Peter Ward reports on chemical biomarkers in rock. Certain biological molecules break down under heating, cooling and pressure into highly stable organic compounds that could not be made by any known inorganic process. That last phrase is the kicker, which indicates that any such occurrence of the relevant compound would be an indicator of life. Moreover, some of the compounds are unique to particular groups of organisms. For example, C28 to c32 polyenoic fatty acids have been found to be unique biomarkers of sponges.
In the late 1990s, two Australians found steranes - biomarkers for eukaryotes - in Australian rock dating back to 2.7 billion years (but no older). This gives a good indication of the first emergence of lifeforms with cell nuclei.
By 800 mya, the biomarkers indicated multicellularity.
By 542 mya, the biomarkers indicated animal life - but we know this already as the Cambrian explosion.
In 2005, a Japanese team investigating the K-T extinction event (65 mya) they found, as expected, biomarker indicating a deluge of dead plant material. One study then found a decreased abundance of land plants for the next 7000 years.
Then to the Permian mass extinction event, the biggest of the lot. In 2005 a biomarker called isorenieratene was found at this point. These indicate green and purple sulpher bacteria, which cannot tolerate oxygen in water, in turn suggesting the oceans were [largely] devoid of oxygen and "saturated with hydrogen sulphide". A poisonous balance.
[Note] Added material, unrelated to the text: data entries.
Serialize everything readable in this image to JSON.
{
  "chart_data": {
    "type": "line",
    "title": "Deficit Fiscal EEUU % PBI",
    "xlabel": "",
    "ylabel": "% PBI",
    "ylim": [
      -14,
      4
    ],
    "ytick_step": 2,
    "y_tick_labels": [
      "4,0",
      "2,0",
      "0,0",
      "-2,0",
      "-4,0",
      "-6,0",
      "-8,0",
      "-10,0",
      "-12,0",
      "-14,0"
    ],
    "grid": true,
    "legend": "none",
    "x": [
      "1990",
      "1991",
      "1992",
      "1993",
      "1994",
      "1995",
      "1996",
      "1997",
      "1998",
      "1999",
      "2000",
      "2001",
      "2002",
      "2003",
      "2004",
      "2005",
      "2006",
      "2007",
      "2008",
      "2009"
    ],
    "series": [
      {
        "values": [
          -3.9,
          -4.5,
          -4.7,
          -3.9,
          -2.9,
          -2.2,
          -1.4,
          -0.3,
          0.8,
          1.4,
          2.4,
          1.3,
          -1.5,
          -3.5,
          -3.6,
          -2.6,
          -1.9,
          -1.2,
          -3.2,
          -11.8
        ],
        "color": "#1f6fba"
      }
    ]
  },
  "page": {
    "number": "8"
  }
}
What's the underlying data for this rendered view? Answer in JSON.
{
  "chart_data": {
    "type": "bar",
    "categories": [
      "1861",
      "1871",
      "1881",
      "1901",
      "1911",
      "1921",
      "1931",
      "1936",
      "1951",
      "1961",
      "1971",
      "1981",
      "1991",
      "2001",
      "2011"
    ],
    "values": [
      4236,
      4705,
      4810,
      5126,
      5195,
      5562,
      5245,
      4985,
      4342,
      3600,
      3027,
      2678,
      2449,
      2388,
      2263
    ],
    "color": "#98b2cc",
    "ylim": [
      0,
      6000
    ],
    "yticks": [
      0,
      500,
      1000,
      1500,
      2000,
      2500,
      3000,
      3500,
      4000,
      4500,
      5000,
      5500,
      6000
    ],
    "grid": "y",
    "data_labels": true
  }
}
A suggestion since (by Lee Kump) has been that hydrogen sulphide as the primary cause of the Permian extinction: so much in the ocean that it escaped into the atmosphere, poisoning land-based life and depleting the ozone layer.
The cause of this was in turn traced to global warming triggered by greenhouse gases from the Siberian Traps - the biggest ever volcanic eruption episode. The coinciding of the Permian extinction with the Siberian Traps has long been identified. although not all the mechanisms had been strung together: the global warming lessened the temperature differential between polar and tropic regions, in turn slowing ocean currents, causing stagnation (deoxygenation) then a buildup of anaerobic (oxygen-shunning) bacteria.
Via that biomarker isorenieratene, the same mechanism is seen to have happened - on a smaller scale, obviously - with the Devonian and Triassic extinctions. Ward comments that "it is beginning to look as if the K/T mass extinction was unique in having been caused by an impact [meteor]".
Ward's ultimate comment is that the planet is effectively a battleground between the early-emerging prokaryote life and the later-emergent eukaryotes (including us).
These periodic patterns seem only to serve to delay the emergence of tail-end complex life. And, as Gould would say, we just happened to get our chance due to that preceding history. Otherwise, it would have been down to the descendants of more advanced creatures than were our ancestors of the time.